BACKGROUND: The cellular immune system is of pivotal importance with regard to the response to severe infections. Monocytes / macrophages are considered key immune cells in infections and downregulation of the surface expression of monocytic human leukocyte antigen-DR (mHLA-DR) expression within the major histocompatibility complex class II reflects a state of immunosuppression, also referred to as injury-associated immunosuppression. As the role of immunosuppression in coronavirus disease 2019 (COVID-19) disease is currently unclear, we seek to explore the level of mHLA-DR expression in COVID-19 patients.
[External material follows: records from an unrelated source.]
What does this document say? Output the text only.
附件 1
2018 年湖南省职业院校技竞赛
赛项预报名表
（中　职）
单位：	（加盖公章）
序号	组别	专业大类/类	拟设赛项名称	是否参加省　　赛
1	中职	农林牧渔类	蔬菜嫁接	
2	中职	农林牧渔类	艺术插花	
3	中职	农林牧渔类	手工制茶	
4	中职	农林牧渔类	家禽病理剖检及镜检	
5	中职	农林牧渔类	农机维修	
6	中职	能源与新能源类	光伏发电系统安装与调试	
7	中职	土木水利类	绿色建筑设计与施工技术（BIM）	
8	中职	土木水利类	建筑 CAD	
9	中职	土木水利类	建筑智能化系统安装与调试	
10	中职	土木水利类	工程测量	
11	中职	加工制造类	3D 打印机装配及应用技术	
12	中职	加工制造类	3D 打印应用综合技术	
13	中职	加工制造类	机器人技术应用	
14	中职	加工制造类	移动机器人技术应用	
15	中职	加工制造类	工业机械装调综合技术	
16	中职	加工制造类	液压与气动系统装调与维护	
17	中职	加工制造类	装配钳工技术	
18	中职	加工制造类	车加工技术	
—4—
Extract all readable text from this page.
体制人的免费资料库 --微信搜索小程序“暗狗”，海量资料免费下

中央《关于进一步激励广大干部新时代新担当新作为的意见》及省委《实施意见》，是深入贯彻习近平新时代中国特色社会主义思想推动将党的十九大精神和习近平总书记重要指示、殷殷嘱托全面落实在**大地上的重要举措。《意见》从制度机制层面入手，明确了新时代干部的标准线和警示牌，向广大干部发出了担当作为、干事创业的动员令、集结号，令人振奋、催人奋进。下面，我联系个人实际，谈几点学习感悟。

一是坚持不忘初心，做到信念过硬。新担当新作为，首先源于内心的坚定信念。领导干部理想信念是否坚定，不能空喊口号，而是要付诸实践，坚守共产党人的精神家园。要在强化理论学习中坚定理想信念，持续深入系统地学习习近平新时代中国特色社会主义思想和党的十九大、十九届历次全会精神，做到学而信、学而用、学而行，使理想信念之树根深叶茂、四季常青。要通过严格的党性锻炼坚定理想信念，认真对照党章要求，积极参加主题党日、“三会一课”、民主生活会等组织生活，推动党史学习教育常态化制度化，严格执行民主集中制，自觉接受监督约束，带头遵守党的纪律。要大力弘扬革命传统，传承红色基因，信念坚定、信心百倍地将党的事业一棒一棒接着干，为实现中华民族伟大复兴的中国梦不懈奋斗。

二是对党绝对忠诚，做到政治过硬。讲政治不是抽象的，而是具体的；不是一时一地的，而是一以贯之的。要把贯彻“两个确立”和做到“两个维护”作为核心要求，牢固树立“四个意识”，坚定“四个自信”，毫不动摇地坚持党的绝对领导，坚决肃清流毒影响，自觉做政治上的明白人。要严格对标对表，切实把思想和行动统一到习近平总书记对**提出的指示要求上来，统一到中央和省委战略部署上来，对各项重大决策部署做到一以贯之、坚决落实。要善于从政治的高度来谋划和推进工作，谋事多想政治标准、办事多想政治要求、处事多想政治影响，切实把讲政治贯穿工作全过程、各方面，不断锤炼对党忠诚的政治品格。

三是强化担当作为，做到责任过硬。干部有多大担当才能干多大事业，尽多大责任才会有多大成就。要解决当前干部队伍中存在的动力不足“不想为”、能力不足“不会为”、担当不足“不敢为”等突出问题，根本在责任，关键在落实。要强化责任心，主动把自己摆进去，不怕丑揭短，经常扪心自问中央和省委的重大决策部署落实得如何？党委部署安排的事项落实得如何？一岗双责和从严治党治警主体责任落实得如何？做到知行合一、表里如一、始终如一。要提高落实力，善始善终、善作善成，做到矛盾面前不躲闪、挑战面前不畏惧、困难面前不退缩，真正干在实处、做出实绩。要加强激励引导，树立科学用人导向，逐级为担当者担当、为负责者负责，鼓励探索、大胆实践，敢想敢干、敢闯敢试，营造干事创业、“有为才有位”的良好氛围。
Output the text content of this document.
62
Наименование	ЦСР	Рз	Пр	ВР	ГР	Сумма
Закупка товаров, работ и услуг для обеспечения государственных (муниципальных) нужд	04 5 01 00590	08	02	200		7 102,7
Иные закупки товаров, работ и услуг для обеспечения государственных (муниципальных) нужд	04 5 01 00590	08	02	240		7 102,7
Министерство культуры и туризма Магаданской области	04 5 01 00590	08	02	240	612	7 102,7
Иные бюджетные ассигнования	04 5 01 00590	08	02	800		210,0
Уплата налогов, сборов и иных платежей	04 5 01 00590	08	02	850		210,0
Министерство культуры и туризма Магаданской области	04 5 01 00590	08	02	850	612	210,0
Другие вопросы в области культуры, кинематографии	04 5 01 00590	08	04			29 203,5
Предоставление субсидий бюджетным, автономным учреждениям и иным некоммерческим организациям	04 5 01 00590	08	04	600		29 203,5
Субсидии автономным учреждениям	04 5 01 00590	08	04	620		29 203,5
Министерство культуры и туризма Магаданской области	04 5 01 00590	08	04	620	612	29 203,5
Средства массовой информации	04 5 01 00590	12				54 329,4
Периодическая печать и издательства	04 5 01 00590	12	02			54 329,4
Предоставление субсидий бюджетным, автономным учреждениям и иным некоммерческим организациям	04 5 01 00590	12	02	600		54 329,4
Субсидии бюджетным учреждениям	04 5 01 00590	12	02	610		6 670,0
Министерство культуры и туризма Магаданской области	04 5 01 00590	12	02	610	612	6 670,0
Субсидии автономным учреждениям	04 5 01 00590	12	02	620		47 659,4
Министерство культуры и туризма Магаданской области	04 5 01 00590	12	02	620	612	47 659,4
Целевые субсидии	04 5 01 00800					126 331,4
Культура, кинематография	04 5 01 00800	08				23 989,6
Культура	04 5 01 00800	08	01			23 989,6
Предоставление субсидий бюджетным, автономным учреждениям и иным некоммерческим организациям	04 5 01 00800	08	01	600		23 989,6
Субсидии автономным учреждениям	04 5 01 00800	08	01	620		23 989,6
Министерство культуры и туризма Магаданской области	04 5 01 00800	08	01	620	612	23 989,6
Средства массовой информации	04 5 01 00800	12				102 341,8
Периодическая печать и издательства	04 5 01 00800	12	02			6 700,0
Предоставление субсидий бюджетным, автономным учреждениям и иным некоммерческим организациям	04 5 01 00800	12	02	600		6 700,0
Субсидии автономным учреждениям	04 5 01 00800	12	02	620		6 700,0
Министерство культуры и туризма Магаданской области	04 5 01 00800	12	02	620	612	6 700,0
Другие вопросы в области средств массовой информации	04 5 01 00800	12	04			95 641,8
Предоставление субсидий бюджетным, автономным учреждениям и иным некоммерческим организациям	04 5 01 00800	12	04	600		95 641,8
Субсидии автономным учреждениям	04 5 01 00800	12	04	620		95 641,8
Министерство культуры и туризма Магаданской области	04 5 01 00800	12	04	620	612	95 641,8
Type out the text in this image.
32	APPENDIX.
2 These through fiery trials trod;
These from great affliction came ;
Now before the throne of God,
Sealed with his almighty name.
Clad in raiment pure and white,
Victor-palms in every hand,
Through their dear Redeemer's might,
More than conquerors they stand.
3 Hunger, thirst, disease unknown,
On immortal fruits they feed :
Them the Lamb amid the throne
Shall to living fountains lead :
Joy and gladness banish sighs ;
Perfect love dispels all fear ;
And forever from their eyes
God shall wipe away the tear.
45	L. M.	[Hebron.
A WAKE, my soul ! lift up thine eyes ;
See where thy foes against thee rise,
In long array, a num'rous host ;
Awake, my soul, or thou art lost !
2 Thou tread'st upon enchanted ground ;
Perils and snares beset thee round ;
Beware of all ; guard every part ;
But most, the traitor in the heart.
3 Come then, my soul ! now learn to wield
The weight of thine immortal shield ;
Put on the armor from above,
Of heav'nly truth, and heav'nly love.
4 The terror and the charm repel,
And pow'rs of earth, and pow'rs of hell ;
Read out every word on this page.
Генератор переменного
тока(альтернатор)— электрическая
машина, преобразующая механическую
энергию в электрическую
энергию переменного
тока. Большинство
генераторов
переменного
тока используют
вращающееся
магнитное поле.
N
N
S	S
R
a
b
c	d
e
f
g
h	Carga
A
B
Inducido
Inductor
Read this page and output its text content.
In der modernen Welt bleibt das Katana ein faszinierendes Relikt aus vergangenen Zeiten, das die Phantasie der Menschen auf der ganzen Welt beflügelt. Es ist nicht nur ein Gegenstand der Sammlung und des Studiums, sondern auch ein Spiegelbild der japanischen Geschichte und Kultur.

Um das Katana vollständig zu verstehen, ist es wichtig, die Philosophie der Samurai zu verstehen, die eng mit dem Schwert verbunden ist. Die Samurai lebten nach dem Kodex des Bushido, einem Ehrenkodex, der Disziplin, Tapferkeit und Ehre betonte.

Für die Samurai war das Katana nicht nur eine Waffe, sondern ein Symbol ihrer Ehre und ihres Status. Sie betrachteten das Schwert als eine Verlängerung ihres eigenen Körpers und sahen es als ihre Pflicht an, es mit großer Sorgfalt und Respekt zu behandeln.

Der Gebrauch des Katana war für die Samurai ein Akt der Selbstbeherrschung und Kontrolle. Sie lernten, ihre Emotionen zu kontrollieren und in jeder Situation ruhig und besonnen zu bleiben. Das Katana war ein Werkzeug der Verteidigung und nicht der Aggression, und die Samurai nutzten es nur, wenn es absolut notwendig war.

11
METHODS: In a preliminary prospective monocentric observational study, 16 COVID-19 positive patients (75% male, median age: 68 [interquartile range 59-75], APACHE-II score in 9 ICU patients: 30 [interquartile range 25-32] with acute respiratory failure were included. Standardized quantitative assessment of mHLA-DR on CD14+ cells was performed using calibrated flow cytometry at baseline (ICU admission), and at days 3 and 5 after ICU admission. Baseline data was compared to hospitalized non-critically ill COVID-19 patients.
RESULTS: While normal mHLA-DR expression was observed in all hospitalized non-critically ill patients (n=7), 89% (8/9) critically ill patients with COVID-19- induced acute respiratory failure showed signs of downregulation of mHLA-DR at ICU admission. Monocytic HLA-DR expression at admission was significantly lower in critically ill patients (median, [quartiles]: 9280 antibodies/cell [6114, 16567]) as compared to the non-critically ill patients (30900 antibodies/cell [26777, 52251]), with a median difference of 21508 antibodies/cell (95% CI: 14118 to 42971), P=0.002. Reduced monocytic HLA-DR expression was observed to persist until day 5 after ICU admission.
CONCLUSIONS: When compared to non-critically ill hospitalized COVID-19 patients, ICU patients with severe COVID-19 disease showed reduced mHLA-DR expression on circulating CD14+ monocytes at ICU admission, indicating a dysfunctional immune response. This immunosuppressive (monocytic) phenotype remained unchanged over the ensuing days after ICU admission. Strategies aiming for immunomodulation in this population of critically ill patients should be guided by an immune-monitoring program in an effort to determine who might benefit best from a given immunological intervention.